遠くでフォークダンスの音楽が流れている。
「何がしたい?」
怒りを抑えた瞳に生霊は動じない。
一緒に踊ろうとくるくると回って見せた。
「…………わかった」
足の鎖が消えた。足を動かし異常がないことを確かめる。斎はダンスを躍ったことがない。昨年は後夜祭に参加していないし、高校の時も中学の時もフォークダンスなんて教えてくれなかった。
生霊と手を重ねると体温が一気に奪われた。隠力も勢いよく奪われる。そのおかげか、頭に上っていた血が一気に引いて冷静になる。青輝のことで気が動転していたが、清香を殺すところだった。斎は身震いする。何度か深く呼吸をして今は生霊も生きていて死霊になっているわけでもないことを再度認識する。清香はまだ死んでいない。助けられる。
生霊に合わせてステップを踏む。正しいかどうかはわからない。テーブルや椅子が入り口を塞いでいるためスダンスのできるペースはある。
死霊になりかけている生霊は微笑んでいる。暗い嗤いの影はどこにもない。
「立水さん――――いや」
顎を引いた斎は生霊をひたと見据える。
「清香。また一緒にお昼ご飯を食べよう。きみと本の話をしたい」
生霊の手をぐっと握る。吸われるのではなく斎から生霊に隠力を流す。浄化の力だ。斎が隠力を流すことに反応して本棚に通っていた隠力が生霊を包みこむ。

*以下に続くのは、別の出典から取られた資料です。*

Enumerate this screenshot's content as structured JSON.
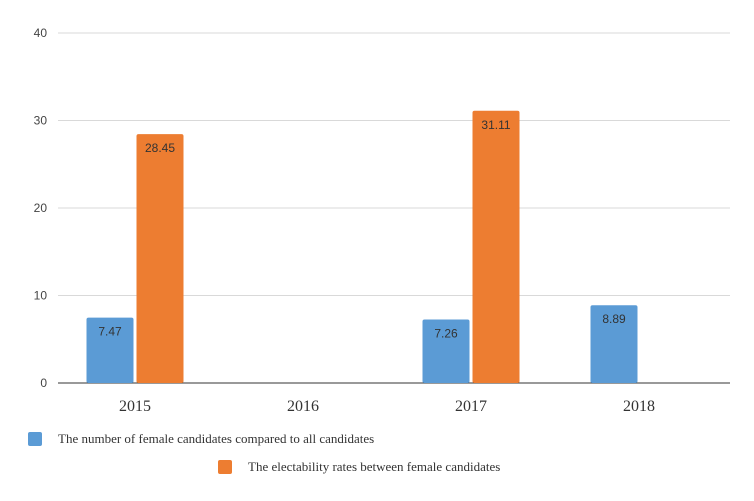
{
  "chart_data": {
    "type": "bar",
    "categories": [
      "2015",
      "2016",
      "2017",
      "2018"
    ],
    "series": [
      {
        "name": "The number of female candidates compared to all candidates",
        "values": [
          7.47,
          null,
          7.26,
          8.89
        ],
        "labels": [
          "7.47",
          "",
          "7.26",
          "8.89"
        ],
        "color": "#5b9bd5"
      },
      {
        "name": "The electability rates between female candidates",
        "values": [
          28.45,
          null,
          31.11,
          null
        ],
        "labels": [
          "28.45",
          "",
          "31.11",
          ""
        ],
        "color": "#ed7d31"
      }
    ],
    "yticks": [
      "0",
      "10",
      "20",
      "30",
      "40"
    ],
    "ylim": [
      0,
      40
    ],
    "grid": true,
    "legend_position": "bottom"
  }
}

「二人で図書館に行こう。課題をしてもいいし、面白い本について話してもいい。一緒に過ごす時間を作ろう。きみのこと、もっと知りたい。微笑んで隣にいてくれるだけでいいんだ」
微笑む斎に生霊は笑顔で何度も頷いた。斎を抱きしめた生霊は小さくお礼を言って消えた。
「また大学で会おう、立水さん」
斎は青輝を抱えて窓から外へと出た。